Our intelligence—which included the use of an FBI source who was actually with McDavid and his associates inside that California cabin—allowed us to piece together the entire plot ahead of time.

Since 9/11, we have greatly strengthened our ability to identify, collect, analyze, and share intelligence across all of our national security and criminal priorities. And that has carried over into our investigations of violence and terror committed in the name of the environment—as well as of animal rights.

Together, eco-terrorists and animal rights extremists are one of the most serious domestic terrorism threats in the U.S. today…for several good reasons:

  • The sheer volume of their crimes (over 2,000 since 1979);
  • The huge economic impact (losses of more than $110 million since 1979);
  • The wide range of victims (from international corporations to lumber companies to animal testing facilities to genetic research firms); and
  • Their increasingly violent rhetoric and tactics (one recent communiqué sent to a California product testing company said: “You might be able to protect your buildings, but can you protect the homes of every employee?”).

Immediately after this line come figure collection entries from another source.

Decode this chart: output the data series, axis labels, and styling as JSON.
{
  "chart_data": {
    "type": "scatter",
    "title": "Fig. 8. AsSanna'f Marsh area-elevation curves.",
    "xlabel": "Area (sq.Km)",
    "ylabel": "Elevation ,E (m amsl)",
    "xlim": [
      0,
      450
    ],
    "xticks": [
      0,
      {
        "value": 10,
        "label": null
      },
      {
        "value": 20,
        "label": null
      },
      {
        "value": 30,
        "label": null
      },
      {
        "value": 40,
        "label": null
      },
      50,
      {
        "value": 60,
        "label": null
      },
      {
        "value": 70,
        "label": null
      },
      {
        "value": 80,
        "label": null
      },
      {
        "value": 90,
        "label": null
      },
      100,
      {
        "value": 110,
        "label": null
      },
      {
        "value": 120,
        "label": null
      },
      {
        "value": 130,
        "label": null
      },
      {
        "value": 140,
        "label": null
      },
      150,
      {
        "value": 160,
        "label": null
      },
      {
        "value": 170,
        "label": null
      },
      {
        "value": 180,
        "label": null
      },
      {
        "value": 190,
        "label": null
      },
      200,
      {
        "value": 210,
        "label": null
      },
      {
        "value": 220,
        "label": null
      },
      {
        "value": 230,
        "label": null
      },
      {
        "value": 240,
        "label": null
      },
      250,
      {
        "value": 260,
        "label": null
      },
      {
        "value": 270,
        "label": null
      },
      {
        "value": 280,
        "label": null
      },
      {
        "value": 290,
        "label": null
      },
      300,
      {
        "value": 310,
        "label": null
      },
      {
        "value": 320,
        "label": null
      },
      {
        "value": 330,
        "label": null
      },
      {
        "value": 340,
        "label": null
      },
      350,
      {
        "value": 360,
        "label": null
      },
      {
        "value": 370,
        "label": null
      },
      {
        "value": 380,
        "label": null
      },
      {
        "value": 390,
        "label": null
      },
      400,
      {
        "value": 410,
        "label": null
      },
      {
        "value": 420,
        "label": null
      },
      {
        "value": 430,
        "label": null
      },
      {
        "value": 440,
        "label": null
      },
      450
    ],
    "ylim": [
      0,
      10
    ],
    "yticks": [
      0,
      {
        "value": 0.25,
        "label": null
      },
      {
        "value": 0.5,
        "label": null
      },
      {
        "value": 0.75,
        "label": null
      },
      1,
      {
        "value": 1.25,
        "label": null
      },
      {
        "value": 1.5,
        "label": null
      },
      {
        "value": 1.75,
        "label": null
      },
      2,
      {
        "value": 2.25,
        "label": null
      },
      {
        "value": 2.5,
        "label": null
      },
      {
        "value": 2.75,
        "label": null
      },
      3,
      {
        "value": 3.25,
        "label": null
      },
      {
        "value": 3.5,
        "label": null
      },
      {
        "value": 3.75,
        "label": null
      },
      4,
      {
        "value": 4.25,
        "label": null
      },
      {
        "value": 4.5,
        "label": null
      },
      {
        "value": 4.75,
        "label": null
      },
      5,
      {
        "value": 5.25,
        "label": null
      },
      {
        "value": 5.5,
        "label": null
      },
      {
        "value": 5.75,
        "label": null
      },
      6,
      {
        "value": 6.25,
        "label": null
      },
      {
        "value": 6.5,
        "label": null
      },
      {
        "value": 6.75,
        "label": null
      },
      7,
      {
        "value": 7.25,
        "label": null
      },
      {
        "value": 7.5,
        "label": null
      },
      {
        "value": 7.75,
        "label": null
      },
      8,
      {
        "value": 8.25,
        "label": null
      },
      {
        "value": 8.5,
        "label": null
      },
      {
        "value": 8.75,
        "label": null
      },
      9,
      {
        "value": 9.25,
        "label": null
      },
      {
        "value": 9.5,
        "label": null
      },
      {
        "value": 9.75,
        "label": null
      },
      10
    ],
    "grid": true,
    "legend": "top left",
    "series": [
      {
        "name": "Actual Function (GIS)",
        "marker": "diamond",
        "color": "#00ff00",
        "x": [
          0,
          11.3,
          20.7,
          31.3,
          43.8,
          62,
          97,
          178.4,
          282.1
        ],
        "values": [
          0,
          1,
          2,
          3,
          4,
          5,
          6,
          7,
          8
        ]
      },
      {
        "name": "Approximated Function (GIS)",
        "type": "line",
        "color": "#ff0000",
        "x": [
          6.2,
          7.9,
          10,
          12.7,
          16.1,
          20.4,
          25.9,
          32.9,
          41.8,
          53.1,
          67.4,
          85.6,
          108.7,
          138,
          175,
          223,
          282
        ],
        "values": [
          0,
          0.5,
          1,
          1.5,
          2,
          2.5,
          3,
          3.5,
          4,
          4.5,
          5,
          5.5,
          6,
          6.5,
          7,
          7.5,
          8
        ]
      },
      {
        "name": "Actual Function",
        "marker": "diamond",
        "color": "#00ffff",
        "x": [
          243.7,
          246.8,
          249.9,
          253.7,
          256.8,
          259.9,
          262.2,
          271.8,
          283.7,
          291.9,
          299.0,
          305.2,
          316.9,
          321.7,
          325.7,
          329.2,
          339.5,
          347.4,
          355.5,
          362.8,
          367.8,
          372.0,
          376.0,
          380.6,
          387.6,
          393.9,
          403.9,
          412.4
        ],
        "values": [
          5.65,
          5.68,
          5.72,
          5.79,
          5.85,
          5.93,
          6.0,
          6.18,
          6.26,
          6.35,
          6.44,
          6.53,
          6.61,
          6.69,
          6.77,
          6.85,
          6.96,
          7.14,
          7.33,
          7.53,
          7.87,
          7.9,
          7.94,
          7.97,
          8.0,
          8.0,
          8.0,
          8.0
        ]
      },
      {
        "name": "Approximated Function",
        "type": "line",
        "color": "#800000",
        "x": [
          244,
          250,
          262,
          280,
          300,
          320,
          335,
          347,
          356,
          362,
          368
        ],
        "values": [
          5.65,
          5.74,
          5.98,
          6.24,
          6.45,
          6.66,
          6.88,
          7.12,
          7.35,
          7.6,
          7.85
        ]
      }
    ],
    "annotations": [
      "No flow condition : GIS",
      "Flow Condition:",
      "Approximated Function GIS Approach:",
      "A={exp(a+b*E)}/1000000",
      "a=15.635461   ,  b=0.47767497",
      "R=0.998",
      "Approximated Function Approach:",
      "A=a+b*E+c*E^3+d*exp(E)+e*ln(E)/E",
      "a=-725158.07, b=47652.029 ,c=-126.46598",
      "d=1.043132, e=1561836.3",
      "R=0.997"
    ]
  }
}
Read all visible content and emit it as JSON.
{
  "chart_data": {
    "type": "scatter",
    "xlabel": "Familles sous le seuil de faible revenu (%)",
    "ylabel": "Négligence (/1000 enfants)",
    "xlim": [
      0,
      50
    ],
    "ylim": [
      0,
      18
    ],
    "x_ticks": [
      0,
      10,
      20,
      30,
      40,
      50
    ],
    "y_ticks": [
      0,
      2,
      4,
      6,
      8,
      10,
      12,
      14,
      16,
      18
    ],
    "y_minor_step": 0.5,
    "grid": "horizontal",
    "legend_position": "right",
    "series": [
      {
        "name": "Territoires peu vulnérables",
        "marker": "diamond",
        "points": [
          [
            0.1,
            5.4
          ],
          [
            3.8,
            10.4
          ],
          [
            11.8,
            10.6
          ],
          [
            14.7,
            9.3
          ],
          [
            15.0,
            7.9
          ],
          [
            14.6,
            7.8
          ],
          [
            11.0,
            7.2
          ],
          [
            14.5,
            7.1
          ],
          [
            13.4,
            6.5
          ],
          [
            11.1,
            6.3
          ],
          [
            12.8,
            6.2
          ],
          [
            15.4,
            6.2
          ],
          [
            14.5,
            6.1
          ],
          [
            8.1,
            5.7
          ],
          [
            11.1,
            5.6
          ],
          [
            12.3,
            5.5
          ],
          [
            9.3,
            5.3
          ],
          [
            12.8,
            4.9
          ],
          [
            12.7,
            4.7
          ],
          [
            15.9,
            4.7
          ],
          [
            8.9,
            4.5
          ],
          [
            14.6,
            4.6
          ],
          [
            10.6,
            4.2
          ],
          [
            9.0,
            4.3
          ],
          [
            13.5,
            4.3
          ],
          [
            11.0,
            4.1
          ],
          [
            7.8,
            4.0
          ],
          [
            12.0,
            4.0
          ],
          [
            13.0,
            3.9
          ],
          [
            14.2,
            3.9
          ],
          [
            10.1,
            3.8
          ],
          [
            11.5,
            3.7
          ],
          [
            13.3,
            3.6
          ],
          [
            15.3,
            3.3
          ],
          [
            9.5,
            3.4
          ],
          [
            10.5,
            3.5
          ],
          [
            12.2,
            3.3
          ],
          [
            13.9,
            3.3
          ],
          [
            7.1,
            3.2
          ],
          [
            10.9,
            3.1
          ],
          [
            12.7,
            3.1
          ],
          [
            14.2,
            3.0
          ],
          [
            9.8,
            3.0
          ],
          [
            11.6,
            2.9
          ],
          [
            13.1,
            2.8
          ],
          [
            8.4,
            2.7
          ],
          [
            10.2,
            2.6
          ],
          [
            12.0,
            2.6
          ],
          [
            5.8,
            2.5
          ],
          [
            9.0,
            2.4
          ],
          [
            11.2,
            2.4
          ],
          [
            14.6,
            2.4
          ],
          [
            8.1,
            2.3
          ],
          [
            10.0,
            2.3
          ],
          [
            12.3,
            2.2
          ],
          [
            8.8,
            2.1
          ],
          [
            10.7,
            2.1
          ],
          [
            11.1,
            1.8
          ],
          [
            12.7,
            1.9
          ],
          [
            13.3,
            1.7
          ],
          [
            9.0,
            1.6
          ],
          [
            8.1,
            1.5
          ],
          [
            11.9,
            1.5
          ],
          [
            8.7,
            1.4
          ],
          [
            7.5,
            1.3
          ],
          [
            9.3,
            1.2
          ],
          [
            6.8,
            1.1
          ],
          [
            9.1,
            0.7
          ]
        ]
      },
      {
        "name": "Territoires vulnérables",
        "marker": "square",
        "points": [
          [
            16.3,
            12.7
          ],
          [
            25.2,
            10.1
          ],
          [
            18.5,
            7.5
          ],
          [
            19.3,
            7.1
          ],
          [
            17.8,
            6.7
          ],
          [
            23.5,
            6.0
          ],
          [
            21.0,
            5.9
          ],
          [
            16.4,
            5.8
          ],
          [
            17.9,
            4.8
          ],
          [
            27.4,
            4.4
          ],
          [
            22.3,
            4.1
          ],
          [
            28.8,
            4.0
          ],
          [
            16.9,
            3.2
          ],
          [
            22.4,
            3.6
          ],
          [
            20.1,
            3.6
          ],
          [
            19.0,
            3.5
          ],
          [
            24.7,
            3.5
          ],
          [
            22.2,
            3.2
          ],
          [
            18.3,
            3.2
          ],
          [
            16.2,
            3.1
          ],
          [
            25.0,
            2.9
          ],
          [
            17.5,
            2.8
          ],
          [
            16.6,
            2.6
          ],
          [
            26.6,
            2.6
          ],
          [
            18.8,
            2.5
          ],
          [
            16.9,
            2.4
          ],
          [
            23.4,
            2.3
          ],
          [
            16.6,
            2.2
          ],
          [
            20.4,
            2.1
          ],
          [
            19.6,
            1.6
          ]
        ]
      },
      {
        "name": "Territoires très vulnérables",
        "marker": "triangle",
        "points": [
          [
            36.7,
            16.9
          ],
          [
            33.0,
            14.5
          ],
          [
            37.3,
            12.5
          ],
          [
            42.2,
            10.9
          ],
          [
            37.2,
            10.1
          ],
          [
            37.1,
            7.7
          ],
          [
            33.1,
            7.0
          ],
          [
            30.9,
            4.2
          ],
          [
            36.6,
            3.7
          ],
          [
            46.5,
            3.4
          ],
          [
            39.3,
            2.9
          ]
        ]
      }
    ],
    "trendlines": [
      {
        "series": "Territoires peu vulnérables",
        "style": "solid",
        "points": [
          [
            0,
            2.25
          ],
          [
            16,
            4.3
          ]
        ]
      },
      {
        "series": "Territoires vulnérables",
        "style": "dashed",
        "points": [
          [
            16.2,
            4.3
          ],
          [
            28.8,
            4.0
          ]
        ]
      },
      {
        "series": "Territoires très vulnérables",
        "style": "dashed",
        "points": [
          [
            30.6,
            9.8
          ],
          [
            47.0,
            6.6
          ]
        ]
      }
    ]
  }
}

ELF and ALF are probably the names you’re most familiar with. The Earth Liberation Front (ELF) and the Animal Liberation Front (ALF) are loosely-organized movements whose adherents engage in crimes like arson, fire bombings, vandalism, intimidation, assaults, stalking, etc. No membership dues are necessary—the only way to become a “member” is to engage in “direct action”…criminal activity designed to cause economic loss or destroy the victim company’s operations.

So what are we doing to counter the threat? For one, we’ve mapped our environmental and animal rights extremism cases in order to give our investigators around the country and our executive management a big-picture look at what’s happening and where. We’re also analyzing information from financial records, phone records, and mail…and working to increase our human source reporting. And we’re sharing intelligence with our partners through our Joint Terrorism Task Forces and other investigative endeavors. Sharing info with our partners, particularly at the local level, is crucial because many times they’re the first ones at the crime scene.

We’re also taking advantage of the 2006 revision to the Animal Enterprise Terrorism Act, which toughened penalties, created additional protections for people (the original law only covered property damage), and included secondary targets (often times companies that do business with primary targets are themselves targeted).

Our efforts have paid off—since 2005, our investigations have resulted in indictments against 30 individuals.

Of course, fully cognizant of the right to free speech, we investigate all animal rights and environmental extremism cases in strict accordance with the law and our guidelines.

So whatever happened to Eric McDavid? In May, he was sentenced to nearly 20 years in federal prison.